Comme les musulmans de plusieurs pays, les Marocains célèbrent depuis mercredi soir Achoura, un événement de portée religieuse, spirituelle et symbolique commémoré dans la nuit du 9e au 10e jour du mois de Moharram.
Si les célébrations des musulmans de confession chiite diffèrent de ceux des sunnites, les Amazighs du royaume fêtent Achoura à leur façon.
Aux origines de la célébration d’Achoura
Au départ, Achoura était une fête religieuse juive, coïncidant avec le dixième jour de Tishrei, le 7e mois de l’année ecclésiastique du calendrier hébraïque. Lorsque le Prophète Mohammed s’est réfugié à Médine, il avait observé que la communauté juive de cette ville jeûnait ce jour-là. «On lui a dit que c’était Yom Kippour ou le grand jour de grâce», rappelant la date où Dieu a sauvé Moïse du Pharaon d’Egypte, rapporte en septembre dernier le site Taste Of Maroc, qui consacre un article à Achoura. Le Prophète a ainsi demandé aux musulmans de jeûner également. Mais afin d’éviter toute confusion entre juifs et musulmans, ces derniers ont été appelés à jeûner le 9 et le 10 Moharram.
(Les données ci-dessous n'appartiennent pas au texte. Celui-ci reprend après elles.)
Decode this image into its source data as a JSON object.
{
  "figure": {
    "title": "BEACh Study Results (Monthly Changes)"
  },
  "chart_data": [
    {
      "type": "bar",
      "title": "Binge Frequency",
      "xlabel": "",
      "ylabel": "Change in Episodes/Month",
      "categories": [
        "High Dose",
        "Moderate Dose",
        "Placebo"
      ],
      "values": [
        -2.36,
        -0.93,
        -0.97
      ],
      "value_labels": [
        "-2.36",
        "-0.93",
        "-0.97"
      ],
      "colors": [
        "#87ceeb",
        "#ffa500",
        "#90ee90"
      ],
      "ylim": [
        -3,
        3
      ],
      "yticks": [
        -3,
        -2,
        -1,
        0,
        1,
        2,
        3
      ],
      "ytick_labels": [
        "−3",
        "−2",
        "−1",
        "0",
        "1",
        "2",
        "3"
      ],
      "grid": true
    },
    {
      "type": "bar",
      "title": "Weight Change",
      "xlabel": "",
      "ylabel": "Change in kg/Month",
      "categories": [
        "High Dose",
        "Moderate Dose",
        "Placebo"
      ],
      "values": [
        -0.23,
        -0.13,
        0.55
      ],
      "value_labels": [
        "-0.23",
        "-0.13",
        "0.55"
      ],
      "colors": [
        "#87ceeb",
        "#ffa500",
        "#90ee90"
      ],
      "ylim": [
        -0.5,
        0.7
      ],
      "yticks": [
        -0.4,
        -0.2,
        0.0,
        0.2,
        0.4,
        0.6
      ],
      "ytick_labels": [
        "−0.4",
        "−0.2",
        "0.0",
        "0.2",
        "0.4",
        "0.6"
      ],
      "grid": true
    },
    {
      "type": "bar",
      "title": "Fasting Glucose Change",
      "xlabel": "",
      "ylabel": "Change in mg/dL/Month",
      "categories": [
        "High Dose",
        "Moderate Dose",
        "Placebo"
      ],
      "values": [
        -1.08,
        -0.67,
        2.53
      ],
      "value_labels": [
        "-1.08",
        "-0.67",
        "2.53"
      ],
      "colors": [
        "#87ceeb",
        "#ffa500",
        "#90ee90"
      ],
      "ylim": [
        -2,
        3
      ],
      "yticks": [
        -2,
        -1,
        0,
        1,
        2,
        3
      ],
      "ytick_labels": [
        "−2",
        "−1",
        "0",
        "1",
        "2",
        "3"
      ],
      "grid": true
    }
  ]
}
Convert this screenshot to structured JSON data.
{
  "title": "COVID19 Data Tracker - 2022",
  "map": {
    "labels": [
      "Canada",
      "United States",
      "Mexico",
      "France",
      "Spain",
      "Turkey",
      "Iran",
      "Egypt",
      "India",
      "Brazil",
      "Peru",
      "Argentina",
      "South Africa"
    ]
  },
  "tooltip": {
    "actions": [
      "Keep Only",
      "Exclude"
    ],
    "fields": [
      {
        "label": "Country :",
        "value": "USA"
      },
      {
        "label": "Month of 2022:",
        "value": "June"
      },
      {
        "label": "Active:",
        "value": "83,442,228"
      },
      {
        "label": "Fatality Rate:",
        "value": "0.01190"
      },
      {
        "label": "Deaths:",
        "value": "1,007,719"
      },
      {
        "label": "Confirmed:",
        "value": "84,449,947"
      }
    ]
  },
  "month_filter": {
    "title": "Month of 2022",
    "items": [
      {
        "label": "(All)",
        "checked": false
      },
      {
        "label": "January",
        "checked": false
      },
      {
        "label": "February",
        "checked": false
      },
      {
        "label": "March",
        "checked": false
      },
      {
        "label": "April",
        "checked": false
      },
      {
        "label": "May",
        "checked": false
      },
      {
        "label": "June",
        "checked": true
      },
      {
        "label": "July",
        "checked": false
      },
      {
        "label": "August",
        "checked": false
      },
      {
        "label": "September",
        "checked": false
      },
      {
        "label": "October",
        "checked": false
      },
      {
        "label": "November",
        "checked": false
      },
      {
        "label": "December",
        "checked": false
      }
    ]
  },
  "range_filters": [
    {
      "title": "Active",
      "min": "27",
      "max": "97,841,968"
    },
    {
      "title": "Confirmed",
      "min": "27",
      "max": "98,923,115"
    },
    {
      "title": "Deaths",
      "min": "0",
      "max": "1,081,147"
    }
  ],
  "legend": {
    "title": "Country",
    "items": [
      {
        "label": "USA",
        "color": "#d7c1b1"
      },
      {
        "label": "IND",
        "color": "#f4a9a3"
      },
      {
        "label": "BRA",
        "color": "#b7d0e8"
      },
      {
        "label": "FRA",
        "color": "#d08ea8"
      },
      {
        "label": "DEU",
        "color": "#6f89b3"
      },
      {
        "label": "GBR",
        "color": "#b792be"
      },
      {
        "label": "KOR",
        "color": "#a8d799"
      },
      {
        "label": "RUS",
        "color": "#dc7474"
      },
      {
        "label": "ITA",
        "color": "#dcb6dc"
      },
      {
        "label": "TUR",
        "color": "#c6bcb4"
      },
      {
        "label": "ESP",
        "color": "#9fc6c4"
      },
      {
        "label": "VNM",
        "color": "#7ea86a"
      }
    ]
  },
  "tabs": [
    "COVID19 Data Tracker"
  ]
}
Si Achoura est synonyme de deuil chez la communauté chiite, il est célébré par les communautés sunnites dans la joie. C’est aussi «un jour solennel où les musulmans visitent des tombes et en prient pour leurs morts».
Aux fils des années, plusieurs festivités sont apparues, sous forme de mélanges entre patrimoine culturel, pratiques ancestrales et préceptes religieux. Mais dans le royaume, l’héritage judéo-amazigh fait que les célébrations liées à Achoura diffèrent selon les régions.
Bu Wkeffus célébré à Goulmima. / Ph. Tamazgha.fr
«Oudayen n Taâchourt» à Goulmima
Comme dans d’autres contrées ayant connu autrefois une forte concentation de la communauté juive, la ville de Goulmima (province d’Errachidia) a su garder sa façon typique pour célébrer cette fête. La ville abrite annuellement un carnaval appelé «Bu Wkeffus», connu également sous le nom «Oudayen n Taâchourt» (qui signifie «le Juif d’Achoura») ou encore «Bou-ihitar», comme le précise le site Tamazgha, basé en France. «A l’origine, Bu Wkeffus était une fête animée par les Juifs berbères qui mettaient à cette occasion annuelle des masques en bois de palmier, en peaux de moutons ou enduisaient simplement leurs visages avec de la suie (akeffus), d’où le nom Bu Wkeffus pour le carnaval», écrit-il.
Bu Wkeffus célébré à Goulmima. / Ph. Tamazgha.fr
Moha Oustouh, chercheur dans la culture et l’histoire de la vallée de Ghriss et l’oasis de Goulmima, confirme cette information. Dans une déclaration à l’agence MAP, il précise qu’il s’agit d’«une ancienne tradition héritée d’une importante communauté juive ayant longtemps habité dans la région dans sa partie basse». «Plusieurs troupes sillonnent le ksar et la grande place où elles se succèdent durant toute la nuit, au grand bonheur des habitants, hommes, femmes et enfants», explique-t-il.
Carnaval et spécialités culinaires
Des comédiens, habillés en rabbins juifs et en vieilles femmes et portant des costumes traditionnels, battent le pavé de la ville pour chanter de vieilles chansons en amazigh avec un accent juif local et collecter des dons qui serviront par la suite à la préparation du dîner d’Achoura, partagé entre les familles. Les paroles des chansons sont, quant à elles, issues de «poésie qui se transmettent de génération en génération».
Bu Wkeffus à Goulmima. / Ph. Tamazgha.fr
Au menu également, des «sketchs en hébreu» improvisés mais aussi des plats traditionnels, comme «le couscous aux légumes assorties de viande séchée du mouton de l’Aid El Kebir, dit Tafaska», ou encore les abats séchés appelés «Kourdass».
Aux enfants qui parcourent les ruelles en petits groupes déguisés, les mamans offrent des dattes, des amandes et d’autres fruits secs. Un tableau qui rappelle sans doute les célébrations de la fête folklorique et païenne traditionnelle d’Halloween.